The rest of the run was more survival. Me vs. Florida heat, me vs keeping the lights on, me vs the crowded course.  Having my father and Connor cheering made the race. Seeing them instantly shot up energy levels and moral.  Finishing without them there would have been nearly impossible. I made sure to shout at them and give a dorky wave at all possible times.


After 13.1 miles, going through the shoot and putting the wrap on the season felt amazing. I left my last race of the season knowing I did everything I could. It took a ton of energy to get here, but it was all worth it. We didn’t get a top 3 spot, but came in 22nd overall with a 3rd in my AG. I was about 10 minutes off getting into that 8% zone and 19 places. Way she goes!

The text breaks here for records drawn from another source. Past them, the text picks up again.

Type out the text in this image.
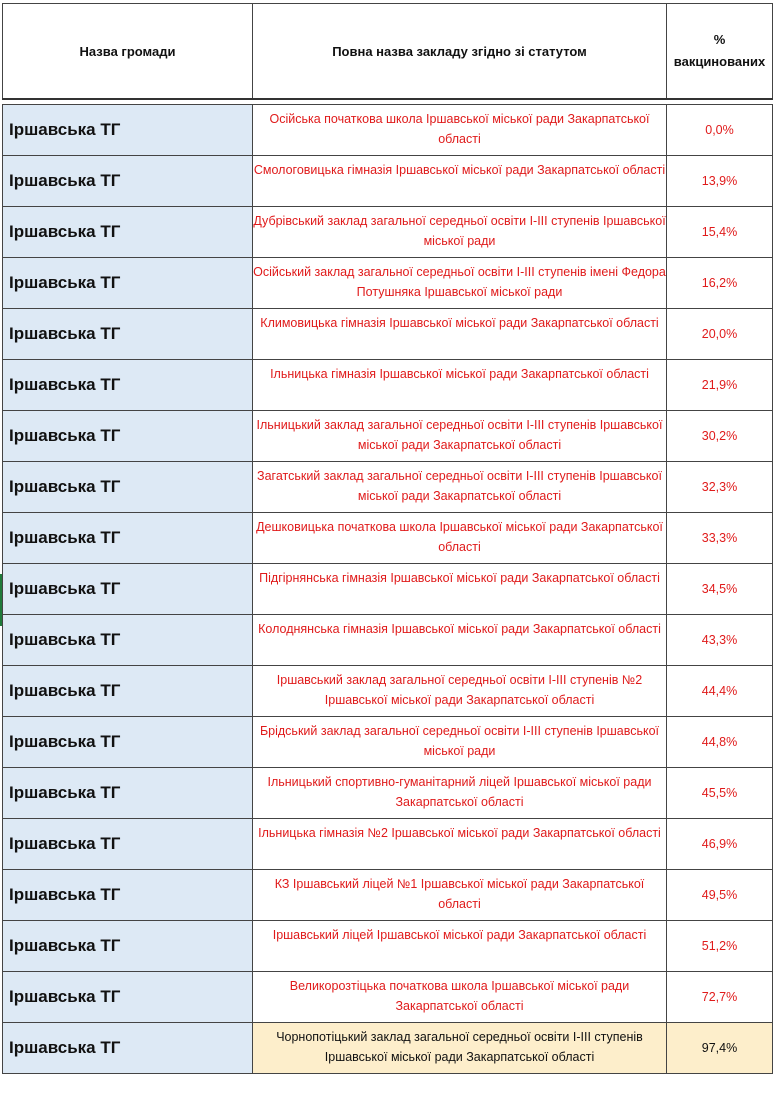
Назва громади	Повна назва закладу згідно зі статутом	%
вакцинованих

Іршавська ТГ	Осійська початкова школа Іршавської міської ради Закарпатської області	0,0%
Іршавська ТГ	Смологовицька гімназія Іршавської міської ради Закарпатської області	13,9%
Іршавська ТГ	Дубрівський заклад загальної середньої освіти І-ІІІ ступенів Іршавської міської ради	15,4%
Іршавська ТГ	Осійський заклад загальної середньої освіти І-ІІІ ступенів імені Федора Потушняка Іршавської міської ради	16,2%
Іршавська ТГ	Климовицька гімназія Іршавської міської ради Закарпатської області	20,0%
Іршавська ТГ	Ільницька гімназія Іршавської міської ради Закарпатської області	21,9%
Іршавська ТГ	Ільницький заклад загальної середньої освіти І-ІІІ ступенів Іршавської міської ради Закарпатської області	30,2%
Іршавська ТГ	Загатський заклад загальної середньої освіти І-ІІІ ступенів Іршавської міської ради Закарпатської області	32,3%
Іршавська ТГ	Дешковицька початкова школа Іршавської міської ради Закарпатської області	33,3%
Іршавська ТГ	Підгірнянська гімназія Іршавської міської ради Закарпатської області	34,5%
Іршавська ТГ	Колоднянська гімназія Іршавської міської ради Закарпатської області	43,3%
Іршавська ТГ	Іршавський заклад загальної середньої освіти І-ІІІ ступенів №2 Іршавської міської ради Закарпатської області	44,4%
Іршавська ТГ	Брідський заклад загальної середньої освіти І-ІІІ ступенів Іршавської міської ради	44,8%
Іршавська ТГ	Ільницький спортивно-гуманітарний ліцей Іршавської міської ради Закарпатської області	45,5%
Іршавська ТГ	Ільницька гімназія №2 Іршавської міської ради Закарпатської області	46,9%
Іршавська ТГ	КЗ Іршавський ліцей №1 Іршавської міської ради Закарпатської області	49,5%
Іршавська ТГ	Іршавський ліцей Іршавської міської ради Закарпатської області	51,2%
Іршавська ТГ	Великорозтіцька початкова школа Іршавської міської ради Закарпатської області	72,7%
Іршавська ТГ	Чорнопотіцький заклад загальної середньої освіти І-ІІІ ступенів Іршавської міської ради Закарпатської області	97,4%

What I learned on this race is the importance of a solid nutrition plan. Going into the race and taking it minute by minute fuel wise may work for some, but not me. I know that I need a quantified plan of what to eat and when. I have a meeting scheduled with a nutritionist and am excited to nail this part down and eliminate the variables. This race was a hell of an effort and felt like there is room to grow with this being my first year of putting in over 500 hours of training. I can feel my body changing every day and growing with the sport. Next summer is going to be fun taking what I learned this year and move forward with it. My goal is to race often, hard and have fun with it.


Again, I am truly thankful for everyone that supports me. My Kiwami kit performed and looked amazing. It made most the pros look homeless and was aero as could be on the bike. Nate’s leadup plan had my body tuned like Lewis Hamilton’s Mercedes. Additionally, the Hammer Nutrition fuel that I did consume was top notch and I will continue to work with it to mold my needs. Thank you all that supported me this year and I cannot wait to get going for 2018. Race suggestions? Auf Wiedersehen!